AI startups are helping writers tailor articles that appear near the top of Google’s search results.

What’s new: At least 14 companies sell access to software that uses GPT-3, the language model from OpenAI, to generate headlines, product descriptions, blog posts, and video scripts, Wired reported.

How it works: The services enable people who have little experience or skill in writing to make content that’s optimized for web search engines.

  • ContentEdge allows users to type or paste text into an editing window outfitted with GPT-3-powered tools for improving it. One tool suggests frequently searched-for keywords. Another generates paragraphs sprinkled with words found on web pages that are highly ranked by Google.
  • Jasper provides templates for 50 common types of marketing posts including YouTube video scripts, LinkedIn bios, and Amazon product descriptions. It creates tailor-made prose given a company name, product description and selected tone of voice (such as “professional” or “Hulk Hogan”). A plagiarism checker flags instances when GPT-3 reproduces its training data verbatim.
  • Copysmith focuses on generating cohesive language across marketing campaigns. Users can enter an outline or keywords into a template, and Copysmith will generate text and check it for plagiarism.

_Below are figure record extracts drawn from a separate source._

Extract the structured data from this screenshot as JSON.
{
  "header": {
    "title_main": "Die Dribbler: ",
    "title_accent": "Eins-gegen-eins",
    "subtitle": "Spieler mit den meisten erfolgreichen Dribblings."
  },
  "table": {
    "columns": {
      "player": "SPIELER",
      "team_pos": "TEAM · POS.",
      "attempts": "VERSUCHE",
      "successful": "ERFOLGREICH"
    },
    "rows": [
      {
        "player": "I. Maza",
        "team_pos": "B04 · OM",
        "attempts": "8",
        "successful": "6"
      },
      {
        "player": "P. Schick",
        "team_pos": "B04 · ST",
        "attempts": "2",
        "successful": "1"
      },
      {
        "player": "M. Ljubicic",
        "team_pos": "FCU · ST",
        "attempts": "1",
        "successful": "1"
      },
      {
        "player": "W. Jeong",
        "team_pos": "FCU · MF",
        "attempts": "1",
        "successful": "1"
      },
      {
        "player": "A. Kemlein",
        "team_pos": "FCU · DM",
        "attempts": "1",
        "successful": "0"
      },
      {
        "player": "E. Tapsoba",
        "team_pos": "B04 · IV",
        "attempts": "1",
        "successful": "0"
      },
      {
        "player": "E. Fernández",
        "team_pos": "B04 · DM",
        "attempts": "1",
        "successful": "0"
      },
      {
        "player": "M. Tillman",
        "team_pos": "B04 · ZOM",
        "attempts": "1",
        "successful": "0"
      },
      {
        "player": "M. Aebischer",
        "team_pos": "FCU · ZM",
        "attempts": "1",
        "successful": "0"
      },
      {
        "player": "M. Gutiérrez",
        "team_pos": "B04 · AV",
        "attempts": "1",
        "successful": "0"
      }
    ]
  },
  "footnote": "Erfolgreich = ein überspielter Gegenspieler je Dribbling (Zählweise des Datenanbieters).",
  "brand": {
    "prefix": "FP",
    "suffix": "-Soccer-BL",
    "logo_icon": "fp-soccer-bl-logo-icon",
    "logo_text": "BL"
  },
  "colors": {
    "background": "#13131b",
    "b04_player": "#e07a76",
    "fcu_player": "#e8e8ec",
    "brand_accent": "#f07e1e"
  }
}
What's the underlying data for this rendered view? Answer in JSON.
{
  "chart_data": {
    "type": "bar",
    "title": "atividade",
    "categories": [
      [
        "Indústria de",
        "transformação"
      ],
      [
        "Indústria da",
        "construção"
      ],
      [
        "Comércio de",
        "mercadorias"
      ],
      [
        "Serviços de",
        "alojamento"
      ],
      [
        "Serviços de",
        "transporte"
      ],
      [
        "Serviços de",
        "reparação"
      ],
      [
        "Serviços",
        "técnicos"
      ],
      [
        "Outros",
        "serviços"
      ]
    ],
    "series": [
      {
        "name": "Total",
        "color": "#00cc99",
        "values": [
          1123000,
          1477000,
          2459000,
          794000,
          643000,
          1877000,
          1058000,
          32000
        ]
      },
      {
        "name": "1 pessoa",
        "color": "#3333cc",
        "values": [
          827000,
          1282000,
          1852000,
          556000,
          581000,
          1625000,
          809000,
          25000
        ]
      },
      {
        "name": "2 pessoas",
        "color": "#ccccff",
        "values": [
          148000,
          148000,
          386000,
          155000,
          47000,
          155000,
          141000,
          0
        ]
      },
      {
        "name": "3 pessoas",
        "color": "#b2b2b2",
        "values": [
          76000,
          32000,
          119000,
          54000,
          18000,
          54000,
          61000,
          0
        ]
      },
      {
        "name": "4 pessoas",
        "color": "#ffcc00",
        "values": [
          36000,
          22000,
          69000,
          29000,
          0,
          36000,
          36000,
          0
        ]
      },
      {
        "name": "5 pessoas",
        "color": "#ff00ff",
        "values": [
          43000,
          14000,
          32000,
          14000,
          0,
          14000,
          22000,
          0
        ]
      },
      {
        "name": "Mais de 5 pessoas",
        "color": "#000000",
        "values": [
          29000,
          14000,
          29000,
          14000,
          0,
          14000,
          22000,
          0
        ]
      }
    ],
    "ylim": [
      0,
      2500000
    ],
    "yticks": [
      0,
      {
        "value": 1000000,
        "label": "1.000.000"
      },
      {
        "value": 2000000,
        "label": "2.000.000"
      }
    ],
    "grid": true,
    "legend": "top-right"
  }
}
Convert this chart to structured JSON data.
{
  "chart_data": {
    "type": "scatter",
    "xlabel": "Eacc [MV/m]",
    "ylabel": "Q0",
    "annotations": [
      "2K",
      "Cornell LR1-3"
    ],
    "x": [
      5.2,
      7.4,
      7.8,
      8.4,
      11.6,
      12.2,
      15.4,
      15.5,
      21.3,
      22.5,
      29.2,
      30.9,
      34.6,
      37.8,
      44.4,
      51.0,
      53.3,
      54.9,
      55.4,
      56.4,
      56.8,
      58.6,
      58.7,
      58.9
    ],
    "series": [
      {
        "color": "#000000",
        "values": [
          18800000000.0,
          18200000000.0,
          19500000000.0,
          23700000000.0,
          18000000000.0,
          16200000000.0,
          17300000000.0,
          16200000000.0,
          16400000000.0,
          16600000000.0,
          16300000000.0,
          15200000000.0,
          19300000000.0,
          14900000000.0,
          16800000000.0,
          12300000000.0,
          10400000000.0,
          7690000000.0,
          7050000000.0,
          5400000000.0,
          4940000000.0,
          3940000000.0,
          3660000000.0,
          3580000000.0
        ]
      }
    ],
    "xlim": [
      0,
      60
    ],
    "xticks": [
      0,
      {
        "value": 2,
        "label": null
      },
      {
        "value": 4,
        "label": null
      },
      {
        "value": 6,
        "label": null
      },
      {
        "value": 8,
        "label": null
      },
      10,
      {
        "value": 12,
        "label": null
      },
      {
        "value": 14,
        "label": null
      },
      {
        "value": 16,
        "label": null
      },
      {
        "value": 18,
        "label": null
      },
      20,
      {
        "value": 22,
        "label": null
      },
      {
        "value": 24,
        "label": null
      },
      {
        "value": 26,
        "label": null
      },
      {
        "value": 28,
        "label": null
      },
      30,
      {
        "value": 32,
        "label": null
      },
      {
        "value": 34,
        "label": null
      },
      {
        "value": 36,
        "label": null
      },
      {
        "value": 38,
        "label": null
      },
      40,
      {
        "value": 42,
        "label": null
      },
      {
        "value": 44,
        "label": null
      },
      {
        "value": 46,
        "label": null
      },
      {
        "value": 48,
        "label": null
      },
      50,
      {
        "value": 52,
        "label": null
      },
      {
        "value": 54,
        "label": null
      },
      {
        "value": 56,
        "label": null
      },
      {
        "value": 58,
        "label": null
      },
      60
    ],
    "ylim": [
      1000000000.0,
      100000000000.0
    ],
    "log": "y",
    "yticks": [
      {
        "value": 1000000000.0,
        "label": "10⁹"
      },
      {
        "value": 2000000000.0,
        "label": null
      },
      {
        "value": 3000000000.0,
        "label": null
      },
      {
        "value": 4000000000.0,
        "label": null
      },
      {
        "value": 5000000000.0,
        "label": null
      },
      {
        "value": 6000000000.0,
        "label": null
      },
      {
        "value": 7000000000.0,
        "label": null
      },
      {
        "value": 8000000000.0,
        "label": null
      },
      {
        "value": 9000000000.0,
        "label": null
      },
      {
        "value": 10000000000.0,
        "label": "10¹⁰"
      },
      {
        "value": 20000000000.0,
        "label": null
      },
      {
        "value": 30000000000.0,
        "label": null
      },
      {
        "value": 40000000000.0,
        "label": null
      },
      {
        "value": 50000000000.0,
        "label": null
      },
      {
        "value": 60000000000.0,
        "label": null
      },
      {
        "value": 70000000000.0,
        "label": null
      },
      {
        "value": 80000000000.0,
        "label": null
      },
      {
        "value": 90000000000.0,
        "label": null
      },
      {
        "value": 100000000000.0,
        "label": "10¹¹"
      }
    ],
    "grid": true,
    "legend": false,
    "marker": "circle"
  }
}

Machine privilege: Google’s guidelines state that it may take action against automatically generated content. However, a Google spokesperson told Wired that the company may take a more lenient approach toward generated text that has been designed to serve readers rather than manipulate search results.

Behind the news: Neural networks are reaching into video production, too. Given a script, Synthesia produces customized videos, rendered by a generative adversarial network, aimed at corporate customers. Given a finished video, Mumbai-based Videoverse tags key highlights and renders them into clips optimized for sharing on social media.

Why it matters: Producing text for online marketers is an early commercial use case for text-generation models. The tech gives people who don’t specialize in marketing a leg up and raises the bar for professional writers — assuming it produces consistently high-quality output. In any case, AI has found a lucrative place in advertising and marketing, helping to drive $370 billion in ad sales this year, according to the marketing agency GroupM.